Looking ahead at what might be expected from GWAS in the next 10 years, all five reviews highlight as a priority understanding how genetic variation contributes to differences in clinical presentation, including age of onset, progression and severity. This can be achieved by applying the GWAS approach to study variation in clinical parameters within affected individuals, which should be very fruitful provided that reliable phenotypes can be measured in large sample sizes. Other underexplored areas that are highlighted as priorities include understanding the extent to which gene‐by‐gene, gene‐by‐environment and epigenetic effects contribute to disease risk; testing regions of the genome that have been largely ignored in previous GWAS (e.g. X chromosome, genes from the killer‐cell immunoglobulin‐like receptor (KIR) family); and identifying risk factors in non‐European populations.

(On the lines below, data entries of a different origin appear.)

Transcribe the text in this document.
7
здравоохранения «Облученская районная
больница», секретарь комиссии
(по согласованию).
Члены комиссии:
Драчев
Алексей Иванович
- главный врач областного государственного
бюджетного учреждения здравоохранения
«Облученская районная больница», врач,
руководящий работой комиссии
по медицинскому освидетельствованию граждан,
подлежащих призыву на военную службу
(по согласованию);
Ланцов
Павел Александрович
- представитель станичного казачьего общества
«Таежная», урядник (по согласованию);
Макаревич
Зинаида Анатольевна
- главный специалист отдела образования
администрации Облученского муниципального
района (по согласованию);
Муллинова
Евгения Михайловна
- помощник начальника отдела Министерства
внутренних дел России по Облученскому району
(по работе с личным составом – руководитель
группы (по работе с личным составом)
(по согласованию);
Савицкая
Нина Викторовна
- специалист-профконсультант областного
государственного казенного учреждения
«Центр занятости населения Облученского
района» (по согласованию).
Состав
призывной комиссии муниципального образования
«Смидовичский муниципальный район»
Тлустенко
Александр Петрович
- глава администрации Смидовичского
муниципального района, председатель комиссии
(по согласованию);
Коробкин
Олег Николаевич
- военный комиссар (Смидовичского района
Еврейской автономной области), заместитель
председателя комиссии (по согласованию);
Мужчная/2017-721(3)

In conclusion, in the last 10 years GWAS have discovered hundreds of reproducible genetic associations with common immune‐related conditions. The reviews in this Special Feature of Clinical & Translational Immunology highlight that these findings are now slowly but steadily helping us understand the underlying disease biology in greater detail.

Conflict of interest

The author declares no conflict of interests.